Entrevista com Cícero Silva

Entre arte digital, comunicação, academia, cultura e software há relações que instigam alguns pesquisadores contemporâneos: é o caso de Cícero Inácio da Silva. Cícero é pesquisador e professor na área de arte e comunicação digital na Pós-graduação em Comunicação da Universidade Federal de Juiz de Fora (UFJF) e coordenador do Grupo de Estudos do Software no Brasil. É também diretor do Laboratório de Mídias Locativas (LaLoca), uma parceria entre a Universidade da Califórnia, San Diego (UCSD) e a UFJF.

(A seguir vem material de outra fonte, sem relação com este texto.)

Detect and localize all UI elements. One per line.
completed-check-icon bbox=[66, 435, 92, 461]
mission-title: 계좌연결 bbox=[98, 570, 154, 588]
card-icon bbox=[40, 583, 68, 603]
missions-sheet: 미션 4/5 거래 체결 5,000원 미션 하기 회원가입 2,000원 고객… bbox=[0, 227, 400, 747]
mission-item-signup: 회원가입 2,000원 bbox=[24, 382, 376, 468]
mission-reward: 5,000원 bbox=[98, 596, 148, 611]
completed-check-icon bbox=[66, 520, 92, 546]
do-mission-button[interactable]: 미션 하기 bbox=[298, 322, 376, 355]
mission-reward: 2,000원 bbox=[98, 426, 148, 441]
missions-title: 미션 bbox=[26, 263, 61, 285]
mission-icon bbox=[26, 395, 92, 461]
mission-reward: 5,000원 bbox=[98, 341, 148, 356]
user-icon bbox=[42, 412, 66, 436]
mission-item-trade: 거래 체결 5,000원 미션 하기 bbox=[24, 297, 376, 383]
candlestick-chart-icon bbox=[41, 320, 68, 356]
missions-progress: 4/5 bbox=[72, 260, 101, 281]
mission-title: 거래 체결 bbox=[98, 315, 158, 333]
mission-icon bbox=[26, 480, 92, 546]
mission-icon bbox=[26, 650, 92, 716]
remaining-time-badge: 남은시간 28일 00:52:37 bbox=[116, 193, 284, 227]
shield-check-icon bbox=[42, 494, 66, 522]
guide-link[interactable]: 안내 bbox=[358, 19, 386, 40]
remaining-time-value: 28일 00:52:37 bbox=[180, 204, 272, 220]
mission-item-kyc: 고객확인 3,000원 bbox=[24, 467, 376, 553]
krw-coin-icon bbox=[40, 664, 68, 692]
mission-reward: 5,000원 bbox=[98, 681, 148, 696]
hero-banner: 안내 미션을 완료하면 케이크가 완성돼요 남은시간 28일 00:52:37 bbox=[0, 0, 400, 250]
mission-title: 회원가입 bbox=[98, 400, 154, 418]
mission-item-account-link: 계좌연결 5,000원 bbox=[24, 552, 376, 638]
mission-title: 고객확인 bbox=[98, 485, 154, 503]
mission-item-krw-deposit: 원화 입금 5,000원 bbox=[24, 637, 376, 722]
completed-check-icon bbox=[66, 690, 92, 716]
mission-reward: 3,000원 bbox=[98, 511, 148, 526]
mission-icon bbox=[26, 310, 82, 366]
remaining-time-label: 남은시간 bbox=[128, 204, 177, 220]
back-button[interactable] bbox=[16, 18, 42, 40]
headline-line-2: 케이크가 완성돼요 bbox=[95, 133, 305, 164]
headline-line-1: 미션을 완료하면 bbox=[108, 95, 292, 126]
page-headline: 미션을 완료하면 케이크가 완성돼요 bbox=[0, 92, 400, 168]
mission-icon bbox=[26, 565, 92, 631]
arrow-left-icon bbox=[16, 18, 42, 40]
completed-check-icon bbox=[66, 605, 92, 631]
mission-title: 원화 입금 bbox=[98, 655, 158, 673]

Em estreito vínculo com Lev Manovich, diretor do grupo de Estudos do Software e um dos principais teóricos sobre as novas mídias, Cícero Silva conta que sua integração ao grupo de Estudos do Software foi acontecendo quase que por acaso. Tudo começou quando esteve na Brown University, no Estado de Rhode Island, nos Estados Unidos, realizando parte de sua pesquisa de doutorado e conheceu Noah Wardrip-Fruin, que também estava estudando lá. Noah estava realizando a construção da primeira CAVE (ambientes de realidade virtual) para fins artísticos e culturais. As parcerias entre ambos iniciaram nesses projetos e se estenderiam muito além deles. Após defender sua tese na PUCSP, com o título “O nome na hipermídia: reconstruindo o autor na cultura digital”, Cícero recebeu um convite de Noah para realizar uma pesquisa de pós-doutorado na Universidade de San Diego, onde aquele tinha assumido um cargo no departamento de Comunicação. O convite apontava, sobretudo, para a fundação de um novo grupo e um novo campo de pesquisa chamado “Software Studies”. “Assim que recebi aprovação da minha bolsa pela Capes, segui para a UCSD e lá iniciamos vários debates com Ted Nelson, Lev Manovich, Noah, Brett Stalbaum, Jeremy Douglass, entre outros, para a elaboração conceitual do que seria esse novo campo. Depois de formalizado o grupo, fizemos uma abertura oficial, com um workshop que reuniu mais de 40 pesquisadores da área de novas mídias e cultura digital durante 4 dias na UCSD”, explica o pesquisador.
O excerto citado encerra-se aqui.